To solve the "logical neighbor" problem where semantic search misses relevant but non-similar nodes, a graph layer is layered over the vector store. Benchmarked against the LoCoMo dataset, this reached 52% Recall@5, nearly double the accuracy of stateless vector stores, while cutting token waste by roughly 84%.
Built as a local first MCP server using DuckDB, the hypothesis is that for agents handling long-running projects, "what to forget" is just as critical as "what to remember." I'd be interested to hear if others are exploring non-linear decay or similar biological constraints for context management.
The other comment is that spatial memory is probably a better trigger for memory, so if you're not tracking where the coding session starts, the folders it's visits, etc, then you're not really providing a good associative footpath for the assistant to retrieve whats important for any given project.
You said it cuts token usage by 84% but isn't that typical for any typical chunked RAG system?
And why did you specifically chose to test against the LoMoCo dataset when there's a lot of issues with it and it being very easy to cheat?
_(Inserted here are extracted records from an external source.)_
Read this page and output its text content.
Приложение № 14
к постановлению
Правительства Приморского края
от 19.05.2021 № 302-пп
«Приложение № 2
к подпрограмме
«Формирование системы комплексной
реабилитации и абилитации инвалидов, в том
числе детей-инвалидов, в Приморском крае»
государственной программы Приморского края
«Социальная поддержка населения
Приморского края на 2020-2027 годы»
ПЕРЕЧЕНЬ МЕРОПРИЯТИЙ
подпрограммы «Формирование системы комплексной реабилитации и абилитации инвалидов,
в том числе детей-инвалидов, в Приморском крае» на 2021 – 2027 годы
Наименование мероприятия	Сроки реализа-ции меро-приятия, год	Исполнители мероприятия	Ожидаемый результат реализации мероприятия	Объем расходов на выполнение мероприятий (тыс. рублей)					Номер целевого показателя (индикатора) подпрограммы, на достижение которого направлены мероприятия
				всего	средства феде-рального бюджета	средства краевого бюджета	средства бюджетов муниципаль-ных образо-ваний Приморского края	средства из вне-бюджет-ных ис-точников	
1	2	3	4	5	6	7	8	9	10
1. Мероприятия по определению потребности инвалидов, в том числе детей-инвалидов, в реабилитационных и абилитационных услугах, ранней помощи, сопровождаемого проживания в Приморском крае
A user's job and personality should be effectively permanent. Their stated intent for this week should fade in days. Their emotional state from a single message should be gone by tomorrow. Decay everything at one rate and you're back to LRU with the problems you're calling out.
The "biological" framing isn't really doing much work. Ebbinghaus is one curve and fine, but it's not where the leverage is. Type-conditional half-life is. Without that, this is a cache.